Consumption of sleeping pills is increasingly becoming a habit with many people as a part of their daily regime for preventing physical and mental exhaustion. There are also many people suffering from sleep-onset insomnia which is generally attributed to deficiency Melatonin, one of the critical antioxidants produced by the brain and circulated in the blood, especially amongst older people. Synthesized by the pineal gland it is responsible for the synchrony of circadian rhythm, modulating sleep patterns with day and night. Melatonin also protects tissues from oxidative damages by free radical elements, besides inducing synthesis of endogenous antioxidants like Superoxide dismutase (SOD). It is also implicated in giving protection to Gastrointestinal tract from irritation, stress induced lesion formation and cancer.
The obscure Red cherries cannot sound like a candidate for inducing sleepiness in human beings but presence of Melatonin in some concentration in this fruit seems to have endowed it with properties to do so. Montmorency tart cherry is one amongst very few natural sources of Melatonin amongst fruits and eating a handful of these cherries is reported to be effective in producing symptoms of sleep in normal healthy individuals. According to some reports eating a few berries one hour before traveling by air assures one of a sound sleep during the flight. Similarly consumption of this fruit for 3 days after a flight sets right the sleep rhythm affected by passing through different time zones during international travel. A serving of half a cup of this fruit or its juice or any other preparation made from it provides the benefits attributed to tart cherry.

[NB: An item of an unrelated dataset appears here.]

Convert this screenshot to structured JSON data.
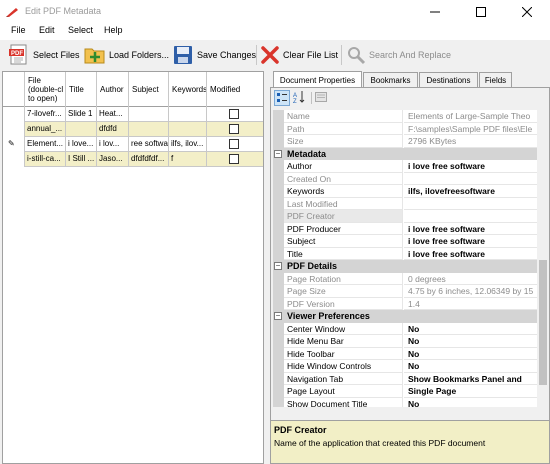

What is intriguing is that tart cherry is not the best source of Melatonin, that distinction going to others like Huang-qin (7.11 ug/g), St John's wort (4.4 ug/g) white mustard seed (0.2 ug/g) or feverfew leaf(1.92 ug/g). Tart cherry has just 15-18 nanogram per gm of Melatonin and still it is being claimed as the most effective material for inducing sleep. Probably its other constituents like anthocyanins, vitamin C, and a slew of bioactive compounds and its high ORAC value, about 2000 per 100 gm might also be contributing to the unique property attributed to it. Processed products that can be made from tart cherries include juices, concentrates, frozen fruits, dehydrated whole fruits etc and the daily recommended intake of foods with 5000 ORAC units can be met with about 75 gm of dried cherry. Probably industry must consider importing the concentrates and dried cherries for reprocessing in India into locally acceptable products for the benefit of the consumers.